Securities regulator points finger at unconventional investing strategies
Illegal operation on the domestic markets showed new trends in 2015, such as opening stock accounts in remote areas to evade official investigations and combing traditional methods with new business, the China Securities Regulatory Commission (CSRC), China's watchdog for securities, said in an interview with the Beijing-based Legal Daily on Tuesday.
The other two trends are engaging in over-the-counter stock trading and "ferocious" stock manipulation by individual traders to maximize profits, according to the CSRC.
According to the report, in the past year stock speculators tended to combine one or several types of traditional stock operating methods with new products (like stock index futures), new businesses (such as securities loans) and new technologies. They also started to engage in cross-border stock operation.
Those new forms of operation not only did a lot of damage to the markets, but also posed unprecedented challenges to investigators.
Also, many individuals participated in manipulating the stock markets in the past year with "ferocious" trading measures. Many of them had intensified market fluctuations at "sensitive" points. According to the Legal Daily report, some of those individual stock traders had engaged in stock trading for a long time, were very rich and had a lot of experience investing in stocks.
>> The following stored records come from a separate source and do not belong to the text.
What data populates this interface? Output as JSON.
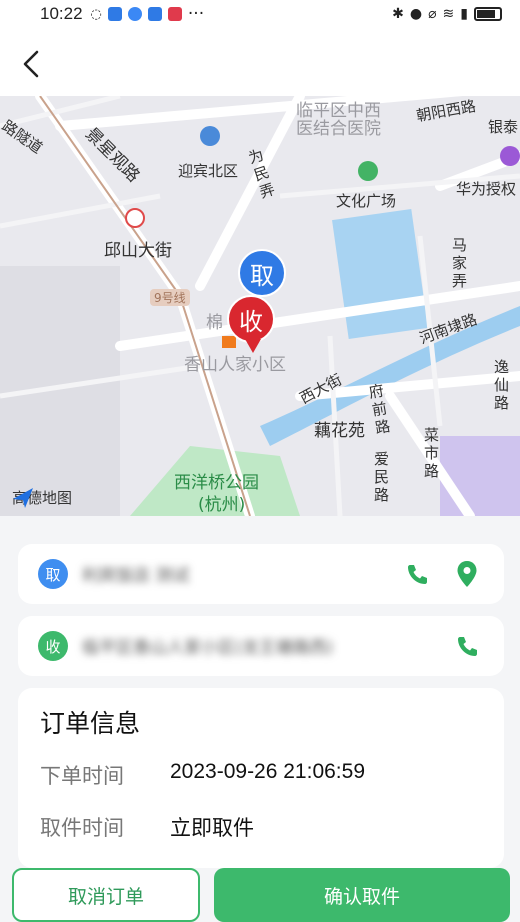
{
  "status_bar": {
    "time": "10:22",
    "more": "···",
    "notif_colors": [
      "#2f7ae5",
      "#2f7ae5",
      "#3b88f5",
      "#e03a4c"
    ]
  },
  "nav": {
    "back_icon": "chevron-left-icon"
  },
  "map": {
    "labels": [
      {
        "name": "road-jingxing",
        "text": "景星观路"
      },
      {
        "name": "road-lin",
        "text": "路隧道"
      },
      {
        "name": "hospital-linping",
        "text": "临平区中西"
      },
      {
        "name": "hospital-linping-2",
        "text": "医结合医院"
      },
      {
        "name": "road-chaoyang",
        "text": "朝阳西路"
      },
      {
        "name": "bank",
        "text": "银泰"
      },
      {
        "name": "poi-yingbin",
        "text": "迎宾北区"
      },
      {
        "name": "road-weimin",
        "text": "为民弄"
      },
      {
        "name": "poi-wenhua",
        "text": "文化广场"
      },
      {
        "name": "poi-huawei",
        "text": "华为授权"
      },
      {
        "name": "station-qiushan",
        "text": "邱山大街"
      },
      {
        "name": "road-majia",
        "text": "马家弄"
      },
      {
        "name": "line-9",
        "text": "9号线"
      },
      {
        "name": "road-henan",
        "text": "河南埭路"
      },
      {
        "name": "poi-mian",
        "text": "棉"
      },
      {
        "name": "poi-xiangshan",
        "text": "香山人家小区"
      },
      {
        "name": "road-xida",
        "text": "西大街"
      },
      {
        "name": "road-fuqian",
        "text": "府前路"
      },
      {
        "name": "road-yixian",
        "text": "逸仙路"
      },
      {
        "name": "poi-ouhua",
        "text": "藕花苑"
      },
      {
        "name": "road-caishi",
        "text": "菜市路"
      },
      {
        "name": "road-aimin",
        "text": "爱民路"
      },
      {
        "name": "park-xiyangqiao",
        "text": "西洋桥公园"
      },
      {
        "name": "park-hangzhou",
        "text": "(杭州)"
      }
    ],
    "pin_pickup": "取",
    "pin_receive": "收",
    "logo_text": "高德地图"
  },
  "pickup": {
    "badge": "取",
    "address": "利宾饭店 测试",
    "accent": "#3db96c"
  },
  "receive": {
    "badge": "收",
    "address": "临平区香山人家小区(龙王塘路西)"
  },
  "order": {
    "title": "订单信息",
    "order_time_label": "下单时间",
    "order_time_value": "2023-09-26 21:06:59",
    "pickup_time_label": "取件时间",
    "pickup_time_value": "立即取件"
  },
  "actions": {
    "cancel": "取消订单",
    "confirm": "确认取件"
  }
}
Another trend in domestic stock trading activities in 2015 was using leverage with methods such as over-the-counter stock trading to maximize profits. One such measure is what is called an "umbrella trust," a trust plan designed to provide high leverage for bold investors. For example, "umbrella trust" was used by investors who were accused of manipulating the stock of Shenzhen Tellus Holding Co, for example, to accumulate massive funds.
The Legal Daily also reported that in 2015, many illegal stock traders took a lot of measures to evade investigation. Some of them even deliberately opened accounts in remote areas such as the Tibet Autonomous Region and the Xinjiang Uyghur Autonomous Region. This has caused a lot of trouble for investigators.
According to the report, the CSRC had investigated into 71 market manipulation cases in 2015, up 473 percent compared with 2014.